O jogo – O Santos se comportou como um verdadeiro mandante nos primeiros minutos de clássico no Morumbi. Apesar de a sua torcida não lotar o estádio do São Paulo, o time comandado por Muricy Ramalho começou a partida no campo de ataque. Chegou a assustar o Corinthians, principalmente através das jogadas de bola parada com o volante Marcos Assunção. O susto fez o Corinthians perder a timidez no Morumbi. Uma das melhores chances do Corinthians na primeira etapa surgiu pela direita, onde Léo também não era exemplo de marcação. Aos 33 minutos, Edenílson recebeu a bola de Pato e cruzou à meia altura. O centroavante Guerrero chegou atrasado e não conseguiu concluir. Melhor para Galhardo, que fez o corte para fora e redimiu-se dos erros anteriores.

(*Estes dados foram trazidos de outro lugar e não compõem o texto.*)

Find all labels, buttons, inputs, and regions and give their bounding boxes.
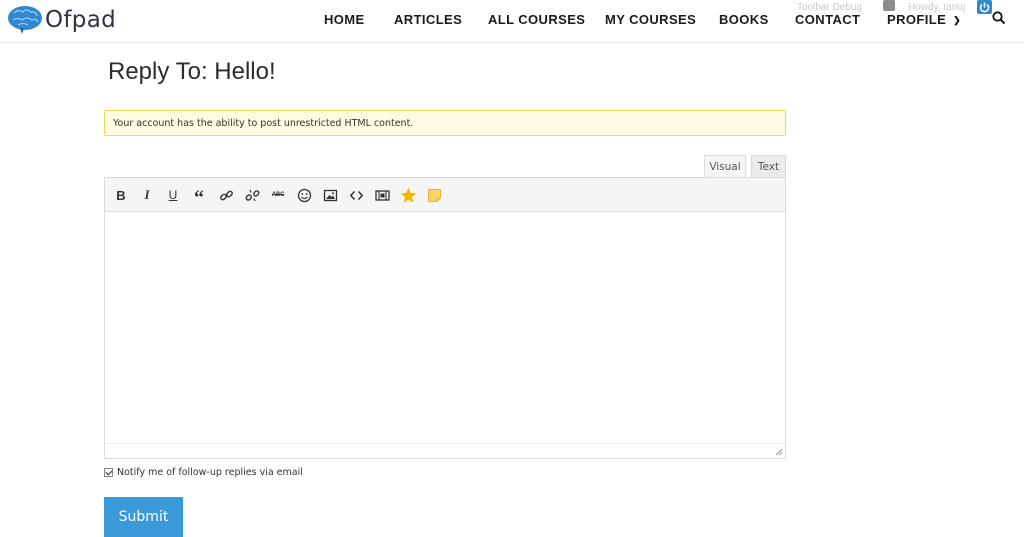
chevron-down-icon: ❯ <box>953 15 962 25</box>
image-icon <box>323 189 337 201</box>
underline-button[interactable]: U <box>164 186 182 204</box>
star-button[interactable] <box>399 186 417 204</box>
insert-image-button[interactable] <box>321 186 339 204</box>
top-navigation-bar: Ofpad Toolbar Debug Howdy, tanuj HOME AR… <box>0 0 1024 43</box>
insert-media-button[interactable] <box>373 186 391 204</box>
remove-link-button[interactable] <box>243 186 261 204</box>
code-button[interactable] <box>347 186 365 204</box>
editor-toolbar: B I U “ ABC <box>105 178 785 212</box>
page-title: Reply To: Hello! <box>108 58 276 85</box>
brain-logo-icon <box>8 6 42 34</box>
note-button[interactable] <box>425 186 443 204</box>
link-icon <box>219 190 233 200</box>
note-icon <box>427 188 441 202</box>
nav-all-courses[interactable]: ALL COURSES <box>488 12 585 27</box>
site-logo[interactable]: Ofpad <box>6 3 116 37</box>
blockquote-icon: “ <box>194 187 204 209</box>
reply-content-area[interactable] <box>105 212 785 443</box>
blockquote-button[interactable]: “ <box>190 186 208 209</box>
code-icon <box>349 190 363 200</box>
notify-label: Notify me of follow-up replies via email <box>117 467 303 478</box>
nav-contact[interactable]: CONTACT <box>795 12 860 27</box>
nav-my-courses[interactable]: MY COURSES <box>605 12 696 27</box>
resize-handle-icon[interactable] <box>774 447 783 456</box>
tab-text[interactable]: Text <box>751 155 786 177</box>
nav-books[interactable]: BOOKS <box>719 12 769 27</box>
notify-checkbox[interactable] <box>104 468 113 477</box>
search-icon[interactable] <box>992 11 1006 30</box>
smiley-icon <box>297 188 311 202</box>
emoji-button[interactable] <box>295 186 313 204</box>
submit-button[interactable]: Submit <box>104 497 183 537</box>
italic-button[interactable]: I <box>138 186 156 204</box>
strikethrough-button[interactable]: ABC <box>269 186 287 204</box>
nav-home[interactable]: HOME <box>324 12 365 27</box>
nav-profile[interactable]: PROFILE ❯ <box>887 12 961 27</box>
power-icon[interactable] <box>977 0 992 14</box>
editor-statusbar <box>105 443 785 458</box>
site-logo-text[interactable]: Ofpad <box>45 7 116 33</box>
insert-link-button[interactable] <box>217 186 235 204</box>
media-icon <box>374 189 390 201</box>
nav-profile-label: PROFILE <box>887 12 947 27</box>
star-icon <box>400 187 416 203</box>
tab-visual[interactable]: Visual <box>704 155 746 177</box>
notify-option[interactable]: Notify me of follow-up replies via email <box>104 467 303 478</box>
nav-articles[interactable]: ARTICLES <box>394 12 462 27</box>
comments-icon[interactable] <box>883 0 895 11</box>
unlink-icon <box>245 189 259 201</box>
bold-button[interactable]: B <box>112 186 130 204</box>
reply-editor: B I U “ ABC <box>104 177 786 459</box>
html-permission-notice: Your account has the ability to post unr… <box>104 110 786 136</box>
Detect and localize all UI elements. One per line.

Incentivado pelos gritos de Muricy Ramalho e de sua torcida, o Santos se soltou novamente no ataque. Muito por causa de Neymar, que vinha buscar jogo no meio-campo, brigava com os volantes corintianos e ciscava de um lado a outro do gramado. Aos 35, o atacante carregou a bola da direita para a esquerda e caiu na área. A torcida pediu pênalti, e o árbitro Guilherme Ceretta de Lima poupou o cartão amarelo por simulação. No intervalo, Muricy tomou uma iniciativa contra a deficiência defensiva de seu time. Trocou Galhardo por Bruno Peres. As torcidas dos dois times também adotaram uma postura diferente no segundo tempo. Com menos calor no Morumbi, começaram a empurrar o Santos a ir ‘para cima deles’ e a lembrar os corintianos que ‘temos de ganhar’.

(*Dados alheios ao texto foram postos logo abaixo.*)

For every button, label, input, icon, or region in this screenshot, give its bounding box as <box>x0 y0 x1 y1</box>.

O Corinthians buscou justificar a euforia do público logo aos quatro minutos. Em um bom e surpreendente lançamento de Ralf, Renato Augusto ficou livre de marcação diante de Rafael e finalizou por cobertura. A bola parou na rede, porém por cima do gol. Foi o suficiente para deixar o clássico ainda mais movimentado. O Santos procurou mostrar que não sentiu o golpe. Ainda rodando pelo campo, Neymar alavancou o seu time à frente. Até voltar a cair dentro da área do Corinthians. Desta vez, o árbitro aplicou a punição com o cartão para o astro, que se levantou cabisbaixo.

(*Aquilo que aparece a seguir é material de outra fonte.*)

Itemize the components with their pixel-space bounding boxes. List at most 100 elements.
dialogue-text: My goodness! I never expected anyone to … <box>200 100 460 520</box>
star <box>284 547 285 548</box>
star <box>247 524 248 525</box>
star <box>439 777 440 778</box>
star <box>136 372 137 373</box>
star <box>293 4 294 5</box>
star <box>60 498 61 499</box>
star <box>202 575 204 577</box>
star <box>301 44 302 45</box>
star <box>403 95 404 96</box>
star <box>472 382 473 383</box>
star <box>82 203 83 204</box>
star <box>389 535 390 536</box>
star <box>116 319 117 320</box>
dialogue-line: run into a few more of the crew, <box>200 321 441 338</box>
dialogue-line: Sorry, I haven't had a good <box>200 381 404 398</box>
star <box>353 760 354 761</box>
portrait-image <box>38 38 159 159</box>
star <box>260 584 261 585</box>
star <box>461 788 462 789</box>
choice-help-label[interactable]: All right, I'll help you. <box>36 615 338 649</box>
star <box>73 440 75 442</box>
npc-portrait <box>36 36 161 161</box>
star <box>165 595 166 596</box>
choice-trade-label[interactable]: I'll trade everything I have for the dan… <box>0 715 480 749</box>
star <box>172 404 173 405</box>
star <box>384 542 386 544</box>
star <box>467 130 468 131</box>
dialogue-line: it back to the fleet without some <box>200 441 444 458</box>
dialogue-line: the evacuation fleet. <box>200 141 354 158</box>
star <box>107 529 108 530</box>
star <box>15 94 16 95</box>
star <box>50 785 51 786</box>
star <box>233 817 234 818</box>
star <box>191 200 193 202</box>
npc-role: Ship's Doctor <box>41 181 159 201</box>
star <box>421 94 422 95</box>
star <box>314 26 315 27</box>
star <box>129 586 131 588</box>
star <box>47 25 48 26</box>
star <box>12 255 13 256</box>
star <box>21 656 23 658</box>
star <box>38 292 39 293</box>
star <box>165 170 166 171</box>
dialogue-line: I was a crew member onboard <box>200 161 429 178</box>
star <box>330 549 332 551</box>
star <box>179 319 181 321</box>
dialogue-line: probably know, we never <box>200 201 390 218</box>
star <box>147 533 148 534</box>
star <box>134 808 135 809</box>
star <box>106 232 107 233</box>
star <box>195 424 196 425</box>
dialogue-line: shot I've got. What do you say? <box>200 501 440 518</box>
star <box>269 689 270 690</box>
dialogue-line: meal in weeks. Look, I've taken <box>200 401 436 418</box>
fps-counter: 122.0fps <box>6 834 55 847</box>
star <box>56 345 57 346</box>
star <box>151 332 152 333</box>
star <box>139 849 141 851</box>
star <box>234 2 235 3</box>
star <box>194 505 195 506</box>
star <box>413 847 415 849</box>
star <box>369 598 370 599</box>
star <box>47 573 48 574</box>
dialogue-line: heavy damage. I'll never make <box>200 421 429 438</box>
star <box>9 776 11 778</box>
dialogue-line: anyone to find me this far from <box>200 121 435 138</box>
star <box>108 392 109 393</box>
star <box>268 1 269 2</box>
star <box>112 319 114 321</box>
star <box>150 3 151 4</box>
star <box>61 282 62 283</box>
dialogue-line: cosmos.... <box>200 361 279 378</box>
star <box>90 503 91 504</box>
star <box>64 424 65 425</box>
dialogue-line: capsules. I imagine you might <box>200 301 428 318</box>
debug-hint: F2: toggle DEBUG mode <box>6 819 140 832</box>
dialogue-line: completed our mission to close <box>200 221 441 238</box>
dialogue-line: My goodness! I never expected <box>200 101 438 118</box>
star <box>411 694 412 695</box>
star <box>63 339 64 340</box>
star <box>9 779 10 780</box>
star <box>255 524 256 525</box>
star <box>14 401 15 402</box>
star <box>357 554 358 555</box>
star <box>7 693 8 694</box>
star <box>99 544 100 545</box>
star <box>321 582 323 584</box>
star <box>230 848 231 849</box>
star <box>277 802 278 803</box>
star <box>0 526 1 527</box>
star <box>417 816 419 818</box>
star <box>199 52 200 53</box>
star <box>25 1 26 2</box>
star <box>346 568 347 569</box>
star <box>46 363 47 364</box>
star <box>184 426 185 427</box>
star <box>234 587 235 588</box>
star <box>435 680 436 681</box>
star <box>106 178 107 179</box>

Quando o Corinthians começou a investir demasiadamente nos cruzamentos longos, Tite decidiu fazer alterações. Guerrero, que atuava longe da área, e Danilo saíram para as entradas de Emerson e Douglas. No Santos, Muricy se cansou da baixa efetividade de Montillo e colocou o jovem Felipe Anderson no lugar do argentino. As mudanças dos dois times não surtiram os efeitos desejados pelos treinadores. O clássico ficou monótono na maior parte do segundo tempo, com gingas esporádicas de Pato e Neymar. Emerson, que perdeu espaço no Corinthians por seus atos de indisciplina, até conseguia tirar do sério alguns defensores santistas – sofreu algumas faltas do seu desafeto Léo. Mas era pouco efetivo.

Foi do Santos, que ainda contou com Giva na vaga de André, a última boa oportunidade de gol no Morumbi. O time mandante assustou o rival da mesma maneira que fazia no início do clássico. Uma falta cobrada por Marcos Assunção parou em defesa de Cássio e toque no travessão, aos 34. Pelo Corinthians, Romarinho substituiu o cansado Pato nos minutos finais – e pouco teve tempo para dar emoção ao clássico.